You’re the founders behind the brand that’s all about celebrating life at home. What does that look like for you when you’re not working?
Messy! Organised chaos without the organisation! We’re both from big loud families. Joel is one of four siblings and I grew up never owning a key to our front door. Celebrating life at home for us is coming downstairs after a big night to leftovers. The quieter moments of celebration are usually in the mornings when we’re pottering around. The hard truth of the matter is I love things despite every attempt to be a minimalist. I collect shells and pots and anything that fits into my suitcase and seem to spend my life finding the perfect home from them.
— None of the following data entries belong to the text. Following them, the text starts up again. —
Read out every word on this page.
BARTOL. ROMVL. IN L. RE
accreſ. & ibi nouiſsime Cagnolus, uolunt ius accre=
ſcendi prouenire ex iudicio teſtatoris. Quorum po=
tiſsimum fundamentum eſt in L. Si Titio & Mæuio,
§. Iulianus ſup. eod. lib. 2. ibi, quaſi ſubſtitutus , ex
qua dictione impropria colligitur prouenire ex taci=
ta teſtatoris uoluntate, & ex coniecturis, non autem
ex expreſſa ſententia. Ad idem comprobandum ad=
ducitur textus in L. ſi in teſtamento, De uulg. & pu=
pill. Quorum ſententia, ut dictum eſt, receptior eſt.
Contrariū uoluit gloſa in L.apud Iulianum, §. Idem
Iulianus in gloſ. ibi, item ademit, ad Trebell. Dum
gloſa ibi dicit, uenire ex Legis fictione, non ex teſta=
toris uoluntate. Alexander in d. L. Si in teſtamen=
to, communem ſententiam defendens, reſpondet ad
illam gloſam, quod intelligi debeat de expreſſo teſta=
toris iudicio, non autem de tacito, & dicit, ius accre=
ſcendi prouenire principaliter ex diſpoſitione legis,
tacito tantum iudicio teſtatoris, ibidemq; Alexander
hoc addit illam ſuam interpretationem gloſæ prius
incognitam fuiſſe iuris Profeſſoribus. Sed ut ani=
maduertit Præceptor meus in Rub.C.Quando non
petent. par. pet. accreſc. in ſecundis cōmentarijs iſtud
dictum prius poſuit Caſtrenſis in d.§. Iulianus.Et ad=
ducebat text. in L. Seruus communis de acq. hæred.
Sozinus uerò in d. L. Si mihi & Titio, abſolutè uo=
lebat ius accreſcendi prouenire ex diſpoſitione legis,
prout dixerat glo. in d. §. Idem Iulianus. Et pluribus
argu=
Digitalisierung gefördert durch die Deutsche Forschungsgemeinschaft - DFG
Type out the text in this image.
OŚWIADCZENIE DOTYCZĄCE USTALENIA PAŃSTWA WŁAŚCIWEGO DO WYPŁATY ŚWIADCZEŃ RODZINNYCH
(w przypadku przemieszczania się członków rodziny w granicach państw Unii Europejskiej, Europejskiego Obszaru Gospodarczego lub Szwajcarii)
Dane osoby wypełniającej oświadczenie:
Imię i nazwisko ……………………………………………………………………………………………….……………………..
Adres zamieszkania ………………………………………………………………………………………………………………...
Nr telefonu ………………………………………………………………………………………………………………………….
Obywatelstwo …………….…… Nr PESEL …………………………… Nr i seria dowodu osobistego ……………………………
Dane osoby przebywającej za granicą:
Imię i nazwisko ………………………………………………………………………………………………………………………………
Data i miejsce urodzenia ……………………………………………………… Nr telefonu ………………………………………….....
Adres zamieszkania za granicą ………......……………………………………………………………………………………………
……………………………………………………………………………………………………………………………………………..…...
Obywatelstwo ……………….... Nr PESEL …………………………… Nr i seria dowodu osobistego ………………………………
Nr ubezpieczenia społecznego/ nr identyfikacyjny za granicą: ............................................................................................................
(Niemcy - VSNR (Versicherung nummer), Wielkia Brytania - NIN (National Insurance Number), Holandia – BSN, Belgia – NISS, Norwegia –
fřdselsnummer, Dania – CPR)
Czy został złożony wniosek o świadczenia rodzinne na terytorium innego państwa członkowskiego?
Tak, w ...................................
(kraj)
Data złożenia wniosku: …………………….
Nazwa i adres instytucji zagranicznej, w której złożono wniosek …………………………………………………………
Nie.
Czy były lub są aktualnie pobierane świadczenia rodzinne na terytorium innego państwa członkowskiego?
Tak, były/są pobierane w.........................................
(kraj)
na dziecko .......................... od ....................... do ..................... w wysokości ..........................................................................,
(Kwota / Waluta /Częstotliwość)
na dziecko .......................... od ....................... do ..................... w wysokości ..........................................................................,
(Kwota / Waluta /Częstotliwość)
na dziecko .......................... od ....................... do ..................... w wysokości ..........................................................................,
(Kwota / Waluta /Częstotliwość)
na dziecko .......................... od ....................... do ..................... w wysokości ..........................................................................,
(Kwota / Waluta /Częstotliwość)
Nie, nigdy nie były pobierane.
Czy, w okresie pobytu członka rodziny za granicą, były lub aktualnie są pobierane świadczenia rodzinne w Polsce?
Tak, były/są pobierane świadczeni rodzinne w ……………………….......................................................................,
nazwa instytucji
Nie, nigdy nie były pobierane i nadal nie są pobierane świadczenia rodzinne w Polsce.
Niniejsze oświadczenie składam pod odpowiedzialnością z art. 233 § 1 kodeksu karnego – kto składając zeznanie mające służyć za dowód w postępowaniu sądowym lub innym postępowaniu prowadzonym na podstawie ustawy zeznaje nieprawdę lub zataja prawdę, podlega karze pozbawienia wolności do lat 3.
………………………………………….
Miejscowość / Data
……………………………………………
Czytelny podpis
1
I could spend whole Sundays just re-arranging the shelves in our home.
You’re having a dinner party: what kind of hosts are you? What are you serving and who’s cooking?
Joel’s cooking and I’m setting the table. We are usually short of chairs so I’m rustling those up too. The dinners are usually shared and loud and, on a really good night, end with a boogie. Food? Joel makes an excellent stroganoff and nails a BBQ. One of my best friends is Spanish and she introduced me to ‘sobremesa’ which I understand as the lingering moments after the food. For us, that’s the most important thing about the dinner.
What’s one of your favourite ‘gathering at the table’ moments, memories or stories?
I think all my favourite memories involve being around a table. The night before our wedding, we had both families and the wedding party at my parents’ house. Dad made spaghetti bolognese and garlic bread – my mum was slightly mortified at this – and I remember sitting back and thinking: all my favourite people are at one table, under one roof, in one country. When you live on other sides of the world, having everyone in the same time zone, let alone at a special dinner, is pretty special.
What dish or meal reminds you of your childhood?
My dad did most of the cooking growing up – he was a meat and two veg kind of guy. I’m not sure he even knows what an eggplant even is. Looking back now, I laugh at what dad gave us. He would take my brother and cousins to the beach and we would go out surfing first thing. On our way home we would stop at the bakery and have a meat pie (very Aussie) and chocolate milk for breakfast. I never understood why it had to be our ‘secret’ breakfast until now….
What’s a dish or meal that reminds you of home?
In Australia, our version of a pub is a surf club. They’re usually on the beach and are graded on their parmigiana. Be warned there is nothing Italian about this parmigiana, but it is absolutely delicious and usually served with fries. Sitting at the “Coolie” with salty skin, a cold drink and a parmigiana watching the sun go down is what makes me miss home so much.
Can you tell us about a particularly special object from your kitchen that has sentimental value, or a story that ties you to it?
This is hard. I have carried suitcases full of things home from my travels so everything is sentimental (and nothing matches).
The first are some stacking cake tins. They were given to my grandparents at their wedding, who then gave them to me. Growing up, they were always filled. The first tin with a chocolate or fruit cake, the second one with anzac biscuits or jam drops and the last a slice – either muesli or chocolate orange.
The second is a hand-written recipe from a friend. We became good friends when she was working with us at Desmond & Dempsey. Every birthday she would bring in a tortilla – it’s my absolute favourite. When she moved to LA she gave us the recipe and handed on the tradition to me and Joel. We haven’t quite nailed it yet but we remain determined.
The last is a wooden mortar and pestle from Mexico. We had been at the markets all day and as we were walking home, I spotted a stall. It wasn’t particularly special but I remember loving it. When we got back to the hotel I mentioned it to Joel and cursed myself not for stopping. Joel, not a keen market-goer, stayed quiet. The next day, I had a call with work so Joel went for a walk before dinner. When I arrived at the restaurant the mortar and pestle was on the table. It was the wrong size and colour and is actually not the most useful thing but I just love that he went and got it for me.
What’s your favourite piece from Monoware?
I love the chalk sets! I have lots of printed table linen so a simple plate nearly cleanses the palate before the food.